We can also group our variables by two factors in the same plot. Let’s plot our weight variable but this time plot a separate box for each nitrogen and treatment (treat) combination.

boxplot(weight ~ nitrogen * treat, data = flowers, 
         ylab = "weight (g)", xlab = "nitrogen level")

This plot looks OK, but some of the group labels are hidden as they’re too long to fit on the plot. There are a couple of ways to deal with this. Perhaps the easiest is to reduce the font size of the tick mark labels in the plot so they all fit using the cex.axis = argument. Let’s set the font size to be 30% smaller than the default with cex.axis = 0.7

boxplot(weight ~ nitrogen * treat, data = flowers, 
         ylab = "weight (g)", xlab = "nitrogen level", 
         cex.axis = 0.7)
## Violin Plots {-}

Violin plots are like a combination of a boxplot and a kernel density plot (you saw an example of a kernel density plot in the histogram section above) all rolled into one figure. We can create a violin plot in R using the vioplot() function from the vioplot package. You’ll need to first install this package using install.packages(‘vioplot’) function as usual. The nice thing about the vioplot() function is that you use it in pretty much the same way you would use the boxplot() function. We’ll also use the argument col = “lightblue” to change the fill colour to light blue.

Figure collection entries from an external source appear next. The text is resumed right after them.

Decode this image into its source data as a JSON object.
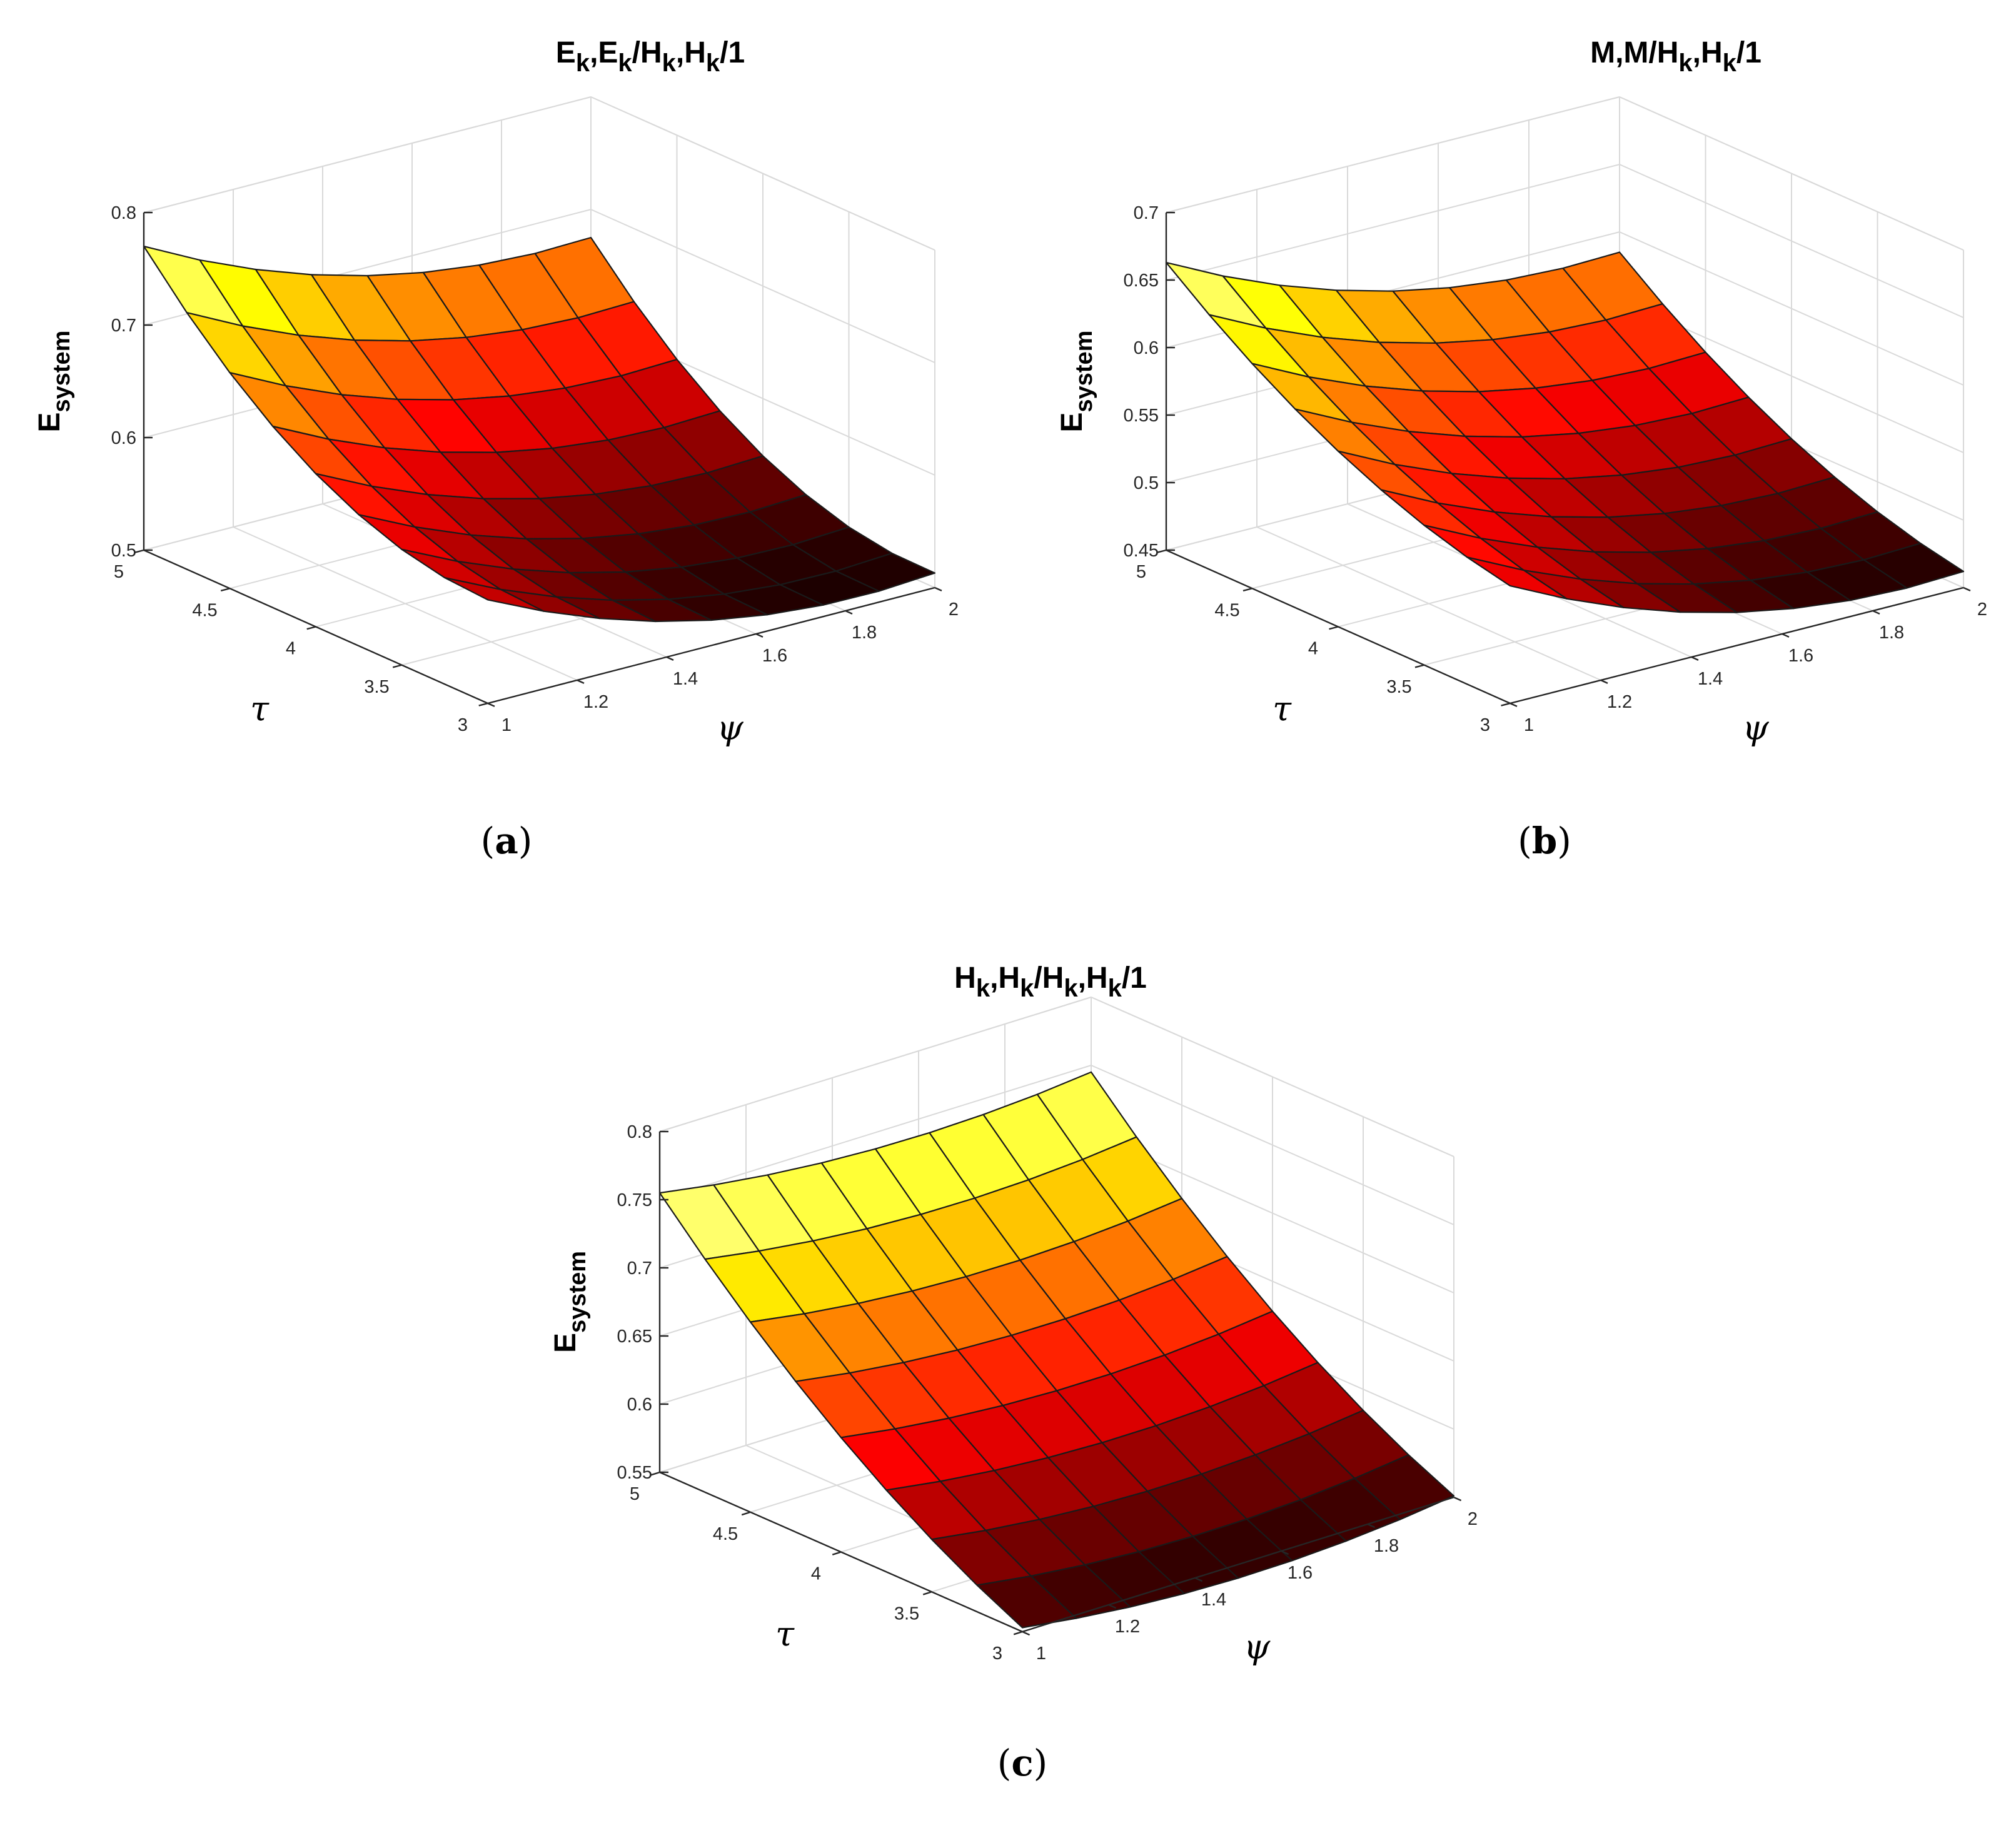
{
  "chart_data": [
    {
      "type": "surface",
      "title": "E_k,E_k/H_k,H_k/1",
      "title_parts": [
        [
          "E",
          ""
        ],
        [
          "k",
          "sub"
        ],
        [
          ",E",
          ""
        ],
        [
          "k",
          "sub"
        ],
        [
          "/H",
          ""
        ],
        [
          "k",
          "sub"
        ],
        [
          ",H",
          ""
        ],
        [
          "k",
          "sub"
        ],
        [
          "/1",
          ""
        ]
      ],
      "caption": "a",
      "xlabel": "ψ",
      "ylabel": "τ",
      "zlabel_main": "E",
      "zlabel_sub": "system",
      "x": [
        1,
        1.125,
        1.25,
        1.375,
        1.5,
        1.625,
        1.75,
        1.875,
        2
      ],
      "y": [
        3,
        3.25,
        3.5,
        3.75,
        4,
        4.25,
        4.5,
        4.75,
        5
      ],
      "xlim": [
        1,
        2
      ],
      "ylim": [
        3,
        5
      ],
      "zlim": [
        0.5,
        0.8
      ],
      "xticks": [
        "1",
        "1.2",
        "1.4",
        "1.6",
        "1.8",
        "2"
      ],
      "yticks": [
        "3",
        "3.5",
        "4",
        "4.5",
        "5"
      ],
      "zticks": [
        "0.5",
        "0.6",
        "0.7",
        "0.8"
      ],
      "corners": {
        "psi1_tau3": 0.592,
        "psi2_tau3": 0.513,
        "psi1_tau5": 0.77,
        "psi2_tau5": 0.675
      },
      "curvature": {
        "psi": 0.03,
        "tau": -0.045
      },
      "colormap": "hot"
    },
    {
      "type": "surface",
      "title": "M,M/H_k,H_k/1",
      "title_parts": [
        [
          "M,M/H",
          ""
        ],
        [
          "k",
          "sub"
        ],
        [
          ",H",
          ""
        ],
        [
          "k",
          "sub"
        ],
        [
          "/1",
          ""
        ]
      ],
      "caption": "b",
      "xlabel": "ψ",
      "ylabel": "τ",
      "zlabel_main": "E",
      "zlabel_sub": "system",
      "x": [
        1,
        1.125,
        1.25,
        1.375,
        1.5,
        1.625,
        1.75,
        1.875,
        2
      ],
      "y": [
        3,
        3.25,
        3.5,
        3.75,
        4,
        4.25,
        4.5,
        4.75,
        5
      ],
      "xlim": [
        1,
        2
      ],
      "ylim": [
        3,
        5
      ],
      "zlim": [
        0.45,
        0.7
      ],
      "xticks": [
        "1",
        "1.2",
        "1.4",
        "1.6",
        "1.8",
        "2"
      ],
      "yticks": [
        "3",
        "3.5",
        "4",
        "4.5",
        "5"
      ],
      "zticks": [
        "0.45",
        "0.5",
        "0.55",
        "0.6",
        "0.65",
        "0.7"
      ],
      "corners": {
        "psi1_tau3": 0.537,
        "psi2_tau3": 0.462,
        "psi1_tau5": 0.663,
        "psi2_tau5": 0.585
      },
      "curvature": {
        "psi": 0.025,
        "tau": -0.02
      },
      "colormap": "hot"
    },
    {
      "type": "surface",
      "title": "H_k,H_k/H_k,H_k/1",
      "title_parts": [
        [
          "H",
          ""
        ],
        [
          "k",
          "sub"
        ],
        [
          ",H",
          ""
        ],
        [
          "k",
          "sub"
        ],
        [
          "/H",
          ""
        ],
        [
          "k",
          "sub"
        ],
        [
          ",H",
          ""
        ],
        [
          "k",
          "sub"
        ],
        [
          "/1",
          ""
        ]
      ],
      "caption": "c",
      "xlabel": "ψ",
      "ylabel": "τ",
      "zlabel_main": "E",
      "zlabel_sub": "system",
      "x": [
        1,
        1.125,
        1.25,
        1.375,
        1.5,
        1.625,
        1.75,
        1.875,
        2
      ],
      "y": [
        3,
        3.25,
        3.5,
        3.75,
        4,
        4.25,
        4.5,
        4.75,
        5
      ],
      "xlim": [
        1,
        2
      ],
      "ylim": [
        3,
        5
      ],
      "zlim": [
        0.55,
        0.8
      ],
      "xticks": [
        "1",
        "1.2",
        "1.4",
        "1.6",
        "1.8",
        "2"
      ],
      "yticks": [
        "3",
        "3.5",
        "4",
        "4.5",
        "5"
      ],
      "zticks": [
        "0.55",
        "0.6",
        "0.65",
        "0.7",
        "0.75",
        "0.8"
      ],
      "corners": {
        "psi1_tau3": 0.553,
        "psi2_tau3": 0.551,
        "psi1_tau5": 0.755,
        "psi2_tau5": 0.745
      },
      "curvature": {
        "psi": 0.012,
        "tau": -0.02
      },
      "colormap": "hot"
    }
  ]
}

#install.packages("vioplot")
library(vioplot)
#> Loading required package: sm
#> Package 'sm', version 2.2-6.0: type help(sm) for summary information
#> Loading required package: zoo
#> 
#> Attaching package: 'zoo'
#> The following objects are masked from 'package:base':
#> 
#>     as.Date, as.Date.numeric
vioplot(weight ~ nitrogen, data = flowers, 
         ylab = "weight (g)", xlab = "nitrogen level",
         col = "lightblue")

Pairs plot

plot(flowers)
pairs(flowers[, c("height", "weight", "leafarea", 
                "shootarea", "flowers")])

Exercise 2

Now, try creating your own visualization using the iris dataset. Here’s what you can do:

  1. Create a scatter plot using Petal.Length and Petal.Width from the iris dataset.
  2. Color the points based on the Species column to differentiate between the species.
  3. Add a title, x-axis label, and y-axis label to your plot. Include a legend that indicates which color corresponds to which iris species.